Documentation & Examples

examples/auto_scale_demo.R - 5 preprocessing demonstrations
examples/balance_diagnostics_demo.R - 6 balance diagnostic examples
examples/join_matched_demo.R - 8 joined dataset demonstrations
examples/distance_cache_demo.R - Distance caching and reuse examples
examples/parallel_matching_demo.R - 7 parallel processing examples
examples/error_messages_demo.R - 10 fun error message demonstrations
Complete implementation documentation (claude/IMPLEMENTATION_STEP1.md through STEP6.md)
All functions have full Roxygen documentation

Tests

Added 34+ new tests (10 for preprocessing, 11 for balance diagnostics, 13 for joined datasets, tests for distance caching)
All tests passing with full backward compatibility

Major Changes (Initial 1.0.0 Release)

Package Renamed: lapr → couplr

The package has been renamed from lapr to couplr to better reflect its purpose as a general pairing and matching toolkit.

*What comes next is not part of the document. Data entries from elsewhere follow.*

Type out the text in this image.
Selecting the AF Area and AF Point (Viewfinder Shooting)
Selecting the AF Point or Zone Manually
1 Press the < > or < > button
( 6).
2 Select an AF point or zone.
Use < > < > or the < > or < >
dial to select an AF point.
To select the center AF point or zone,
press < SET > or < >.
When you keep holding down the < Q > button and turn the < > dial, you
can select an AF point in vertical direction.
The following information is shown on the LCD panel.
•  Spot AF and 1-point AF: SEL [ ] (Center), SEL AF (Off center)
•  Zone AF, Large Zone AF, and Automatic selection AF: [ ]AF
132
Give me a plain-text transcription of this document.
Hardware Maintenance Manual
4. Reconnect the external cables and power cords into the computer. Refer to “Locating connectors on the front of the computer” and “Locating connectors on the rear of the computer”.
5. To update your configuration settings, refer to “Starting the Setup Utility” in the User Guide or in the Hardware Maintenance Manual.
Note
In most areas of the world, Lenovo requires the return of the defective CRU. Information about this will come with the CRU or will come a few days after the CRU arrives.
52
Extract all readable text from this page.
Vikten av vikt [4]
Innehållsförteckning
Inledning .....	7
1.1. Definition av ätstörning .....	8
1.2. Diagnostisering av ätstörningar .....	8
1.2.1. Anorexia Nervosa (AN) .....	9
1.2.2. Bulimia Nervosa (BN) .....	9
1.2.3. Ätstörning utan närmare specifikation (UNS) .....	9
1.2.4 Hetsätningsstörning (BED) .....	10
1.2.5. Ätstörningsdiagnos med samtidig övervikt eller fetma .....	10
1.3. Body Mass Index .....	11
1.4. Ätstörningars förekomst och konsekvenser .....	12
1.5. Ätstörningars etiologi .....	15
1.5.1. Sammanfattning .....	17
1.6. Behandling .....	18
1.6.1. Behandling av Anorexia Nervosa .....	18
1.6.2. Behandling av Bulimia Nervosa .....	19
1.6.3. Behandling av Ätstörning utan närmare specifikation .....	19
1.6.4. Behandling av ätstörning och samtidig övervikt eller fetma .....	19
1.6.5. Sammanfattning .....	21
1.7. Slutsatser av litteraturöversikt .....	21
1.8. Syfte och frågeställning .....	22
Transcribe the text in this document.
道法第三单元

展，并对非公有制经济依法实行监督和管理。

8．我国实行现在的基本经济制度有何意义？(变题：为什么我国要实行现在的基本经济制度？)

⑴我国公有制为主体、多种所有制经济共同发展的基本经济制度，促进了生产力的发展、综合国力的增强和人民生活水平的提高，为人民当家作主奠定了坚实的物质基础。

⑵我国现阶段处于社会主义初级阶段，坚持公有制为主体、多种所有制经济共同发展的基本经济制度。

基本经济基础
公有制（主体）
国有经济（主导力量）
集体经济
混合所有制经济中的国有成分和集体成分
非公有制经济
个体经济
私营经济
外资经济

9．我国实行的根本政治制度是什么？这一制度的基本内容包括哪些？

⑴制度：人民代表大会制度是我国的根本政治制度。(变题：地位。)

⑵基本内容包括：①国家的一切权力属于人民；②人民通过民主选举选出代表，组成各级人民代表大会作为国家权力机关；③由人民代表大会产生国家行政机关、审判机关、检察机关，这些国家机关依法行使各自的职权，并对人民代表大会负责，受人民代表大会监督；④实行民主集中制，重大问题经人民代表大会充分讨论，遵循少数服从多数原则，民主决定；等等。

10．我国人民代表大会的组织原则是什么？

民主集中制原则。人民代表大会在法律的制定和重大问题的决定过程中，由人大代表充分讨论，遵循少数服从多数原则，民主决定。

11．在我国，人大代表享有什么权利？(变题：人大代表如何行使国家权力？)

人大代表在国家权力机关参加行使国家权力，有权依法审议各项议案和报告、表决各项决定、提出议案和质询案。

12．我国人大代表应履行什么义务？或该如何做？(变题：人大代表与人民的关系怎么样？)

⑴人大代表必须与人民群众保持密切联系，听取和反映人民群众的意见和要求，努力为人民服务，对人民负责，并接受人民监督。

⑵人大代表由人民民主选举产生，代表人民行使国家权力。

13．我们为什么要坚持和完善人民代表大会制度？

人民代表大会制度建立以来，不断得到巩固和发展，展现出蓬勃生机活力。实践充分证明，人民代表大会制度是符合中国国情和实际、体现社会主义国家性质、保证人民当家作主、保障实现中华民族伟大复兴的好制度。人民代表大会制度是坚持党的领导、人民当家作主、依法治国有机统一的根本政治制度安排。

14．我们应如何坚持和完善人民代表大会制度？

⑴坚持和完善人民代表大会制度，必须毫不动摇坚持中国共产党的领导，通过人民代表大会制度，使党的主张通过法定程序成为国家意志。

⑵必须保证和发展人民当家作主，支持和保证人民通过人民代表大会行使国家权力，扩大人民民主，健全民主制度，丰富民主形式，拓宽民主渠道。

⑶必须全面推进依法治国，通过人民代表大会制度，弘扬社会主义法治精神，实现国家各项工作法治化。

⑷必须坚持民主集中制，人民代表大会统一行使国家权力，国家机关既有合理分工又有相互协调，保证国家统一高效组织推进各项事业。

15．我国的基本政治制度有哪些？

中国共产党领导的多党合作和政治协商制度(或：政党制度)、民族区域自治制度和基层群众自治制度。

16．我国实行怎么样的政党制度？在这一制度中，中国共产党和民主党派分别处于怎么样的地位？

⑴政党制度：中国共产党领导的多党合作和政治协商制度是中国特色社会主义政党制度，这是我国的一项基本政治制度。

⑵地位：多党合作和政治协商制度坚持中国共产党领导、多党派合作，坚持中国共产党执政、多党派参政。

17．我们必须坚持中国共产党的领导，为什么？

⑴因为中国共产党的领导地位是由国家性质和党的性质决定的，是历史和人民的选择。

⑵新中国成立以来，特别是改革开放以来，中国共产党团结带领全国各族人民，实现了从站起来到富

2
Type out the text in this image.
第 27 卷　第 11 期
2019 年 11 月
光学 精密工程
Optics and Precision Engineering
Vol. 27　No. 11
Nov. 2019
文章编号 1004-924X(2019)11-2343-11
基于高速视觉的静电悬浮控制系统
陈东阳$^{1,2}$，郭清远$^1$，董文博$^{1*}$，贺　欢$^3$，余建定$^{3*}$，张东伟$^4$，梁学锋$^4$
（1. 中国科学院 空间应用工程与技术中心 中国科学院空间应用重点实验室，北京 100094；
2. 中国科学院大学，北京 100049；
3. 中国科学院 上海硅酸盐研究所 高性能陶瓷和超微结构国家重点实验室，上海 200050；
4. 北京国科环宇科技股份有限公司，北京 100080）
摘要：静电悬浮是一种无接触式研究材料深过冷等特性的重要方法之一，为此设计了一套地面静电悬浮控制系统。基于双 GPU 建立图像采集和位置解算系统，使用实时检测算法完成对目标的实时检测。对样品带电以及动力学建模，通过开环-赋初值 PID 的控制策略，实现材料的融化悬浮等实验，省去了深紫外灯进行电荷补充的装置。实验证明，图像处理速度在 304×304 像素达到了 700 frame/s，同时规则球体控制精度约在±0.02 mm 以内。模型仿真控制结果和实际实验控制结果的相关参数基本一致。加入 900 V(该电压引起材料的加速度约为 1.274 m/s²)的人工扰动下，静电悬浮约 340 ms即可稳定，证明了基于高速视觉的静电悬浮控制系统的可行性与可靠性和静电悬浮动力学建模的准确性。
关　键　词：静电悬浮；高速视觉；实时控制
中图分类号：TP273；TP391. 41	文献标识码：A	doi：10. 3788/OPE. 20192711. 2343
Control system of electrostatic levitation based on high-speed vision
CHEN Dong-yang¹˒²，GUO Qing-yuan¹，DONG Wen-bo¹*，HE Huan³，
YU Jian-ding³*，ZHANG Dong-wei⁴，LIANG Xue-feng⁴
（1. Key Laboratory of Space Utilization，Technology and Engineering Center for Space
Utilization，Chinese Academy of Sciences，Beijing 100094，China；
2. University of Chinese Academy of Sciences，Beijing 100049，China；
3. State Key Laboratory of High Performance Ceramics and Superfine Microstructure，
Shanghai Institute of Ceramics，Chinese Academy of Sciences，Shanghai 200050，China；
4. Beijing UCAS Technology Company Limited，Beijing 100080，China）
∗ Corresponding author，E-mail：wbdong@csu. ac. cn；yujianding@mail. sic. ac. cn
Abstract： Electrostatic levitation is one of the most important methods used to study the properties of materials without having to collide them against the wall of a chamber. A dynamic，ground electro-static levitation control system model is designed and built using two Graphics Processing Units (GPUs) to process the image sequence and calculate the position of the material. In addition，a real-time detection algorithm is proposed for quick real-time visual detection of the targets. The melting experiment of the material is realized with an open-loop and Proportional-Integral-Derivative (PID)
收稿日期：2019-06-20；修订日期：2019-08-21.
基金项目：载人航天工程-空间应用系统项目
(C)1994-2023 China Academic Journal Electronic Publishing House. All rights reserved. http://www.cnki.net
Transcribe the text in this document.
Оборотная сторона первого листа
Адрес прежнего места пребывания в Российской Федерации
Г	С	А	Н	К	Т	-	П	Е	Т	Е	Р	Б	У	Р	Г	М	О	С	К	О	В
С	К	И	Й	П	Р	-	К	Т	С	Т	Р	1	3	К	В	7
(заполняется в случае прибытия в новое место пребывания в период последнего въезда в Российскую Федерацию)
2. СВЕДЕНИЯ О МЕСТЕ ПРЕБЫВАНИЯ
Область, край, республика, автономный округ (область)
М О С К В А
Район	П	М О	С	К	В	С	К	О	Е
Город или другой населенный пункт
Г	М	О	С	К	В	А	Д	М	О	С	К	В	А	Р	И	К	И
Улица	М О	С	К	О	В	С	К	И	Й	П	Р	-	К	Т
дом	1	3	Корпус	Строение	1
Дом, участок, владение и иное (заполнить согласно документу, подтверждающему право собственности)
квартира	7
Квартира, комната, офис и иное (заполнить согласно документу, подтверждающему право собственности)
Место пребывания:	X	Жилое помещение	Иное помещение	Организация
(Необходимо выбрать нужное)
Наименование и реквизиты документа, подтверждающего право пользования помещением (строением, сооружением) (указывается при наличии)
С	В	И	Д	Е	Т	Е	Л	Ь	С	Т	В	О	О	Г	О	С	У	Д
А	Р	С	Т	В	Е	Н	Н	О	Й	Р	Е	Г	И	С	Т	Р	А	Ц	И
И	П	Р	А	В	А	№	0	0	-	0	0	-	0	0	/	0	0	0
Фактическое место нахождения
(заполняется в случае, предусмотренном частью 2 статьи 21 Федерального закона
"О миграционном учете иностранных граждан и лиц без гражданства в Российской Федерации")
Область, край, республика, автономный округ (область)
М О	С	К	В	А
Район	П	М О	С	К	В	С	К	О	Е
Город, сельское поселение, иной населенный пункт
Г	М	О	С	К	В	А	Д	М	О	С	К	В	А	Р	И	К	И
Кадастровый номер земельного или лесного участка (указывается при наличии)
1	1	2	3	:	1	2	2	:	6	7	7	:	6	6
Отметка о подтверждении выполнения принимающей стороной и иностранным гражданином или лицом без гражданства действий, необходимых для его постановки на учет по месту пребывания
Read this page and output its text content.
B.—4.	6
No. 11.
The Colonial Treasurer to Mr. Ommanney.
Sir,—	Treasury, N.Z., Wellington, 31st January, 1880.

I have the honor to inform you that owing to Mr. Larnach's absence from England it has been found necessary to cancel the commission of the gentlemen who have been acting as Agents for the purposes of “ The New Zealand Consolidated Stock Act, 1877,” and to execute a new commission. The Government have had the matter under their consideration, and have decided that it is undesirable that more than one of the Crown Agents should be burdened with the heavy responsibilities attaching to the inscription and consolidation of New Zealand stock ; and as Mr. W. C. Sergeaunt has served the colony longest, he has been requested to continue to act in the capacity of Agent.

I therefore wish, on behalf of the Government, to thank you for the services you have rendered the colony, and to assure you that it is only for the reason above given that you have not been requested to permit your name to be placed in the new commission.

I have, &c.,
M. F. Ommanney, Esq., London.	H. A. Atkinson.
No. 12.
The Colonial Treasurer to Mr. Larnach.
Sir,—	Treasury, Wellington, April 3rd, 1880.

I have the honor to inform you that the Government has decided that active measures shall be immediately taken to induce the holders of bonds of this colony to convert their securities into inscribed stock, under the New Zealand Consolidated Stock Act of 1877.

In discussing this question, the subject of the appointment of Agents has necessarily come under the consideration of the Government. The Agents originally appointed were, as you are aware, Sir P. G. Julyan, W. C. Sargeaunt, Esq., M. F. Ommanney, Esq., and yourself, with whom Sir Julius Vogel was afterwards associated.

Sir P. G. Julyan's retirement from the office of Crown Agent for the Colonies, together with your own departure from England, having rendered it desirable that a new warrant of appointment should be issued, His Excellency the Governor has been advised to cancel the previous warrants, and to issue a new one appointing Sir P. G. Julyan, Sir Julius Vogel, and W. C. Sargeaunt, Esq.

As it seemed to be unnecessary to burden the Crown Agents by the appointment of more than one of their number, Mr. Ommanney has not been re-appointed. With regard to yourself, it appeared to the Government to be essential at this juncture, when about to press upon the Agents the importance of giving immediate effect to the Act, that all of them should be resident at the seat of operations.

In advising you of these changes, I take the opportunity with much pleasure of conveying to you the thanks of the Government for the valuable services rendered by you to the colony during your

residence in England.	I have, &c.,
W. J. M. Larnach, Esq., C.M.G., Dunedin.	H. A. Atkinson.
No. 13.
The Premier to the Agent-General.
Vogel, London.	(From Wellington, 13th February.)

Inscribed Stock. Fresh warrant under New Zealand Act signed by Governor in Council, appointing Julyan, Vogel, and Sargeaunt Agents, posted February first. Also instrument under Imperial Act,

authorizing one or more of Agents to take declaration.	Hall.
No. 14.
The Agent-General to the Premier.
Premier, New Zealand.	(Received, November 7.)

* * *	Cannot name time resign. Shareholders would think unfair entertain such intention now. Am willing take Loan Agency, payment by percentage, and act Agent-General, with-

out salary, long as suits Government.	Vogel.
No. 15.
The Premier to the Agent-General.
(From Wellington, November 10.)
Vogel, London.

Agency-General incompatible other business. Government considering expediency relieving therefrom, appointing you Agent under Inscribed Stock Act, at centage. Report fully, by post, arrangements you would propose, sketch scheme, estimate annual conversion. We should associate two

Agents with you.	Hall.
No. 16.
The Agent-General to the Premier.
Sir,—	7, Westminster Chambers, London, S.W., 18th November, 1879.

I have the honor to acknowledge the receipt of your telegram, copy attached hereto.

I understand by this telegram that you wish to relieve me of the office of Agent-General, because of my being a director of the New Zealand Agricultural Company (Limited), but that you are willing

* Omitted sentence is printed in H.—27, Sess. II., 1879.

couplr = Optimal pairing and matching via linear assignment

Clean 1.0.0 Release

First official stable release with clean, well-organized codebase.

New Organization

R Code

Eliminated 3 redundant files
Consistent morph_* naming prefix
Two-layer API: assignment() (low-level) + lap_solve() (tidy)
10 well-organized files (down from 13)

C++ Code

Modular subdirectory structure:
- src/core/ - Utilities and headers
- src/interface/ - Rcpp exports
- src/solvers/ - 14 LAP algorithms
- src/gabow_tarjan/ - Gabow-Tarjan solver
- src/morph/ - Image morphing

Features

Solvers

Hungarian, Jonker-Volgenant, Auction (3 variants), SAP/SSP, SSAP-Bucket, Cost-scaling, Cycle-cancel, Gabow-Tarjan, Hopcroft-Karp, Line-metric, Brute-force, Auto-select

High-Level

✅ Tidy tibble interface ✅ Matrix & data frame inputs
✅ Grouped data frames ✅ Batch solving + parallelization ✅ K-best solutions (Murty, Lawler) ✅ Rectangular matrices ✅ Forbidden assignments (NA/Inf) ✅ Maximize/minimize ✅ Pixel morphing visualization

API

lap_solve() - Main tidy interface
lap_solve_batch() - Batch solving
lap_solve_kbest() - K-best solutions
assignment() - Low-level solver
Utilities: get_total_cost(), as_assignment_matrix(), etc.
Visualization: pixel_morph(), pixel_morph_animate()

Development history under “lapr” available in git log before v1.0.0.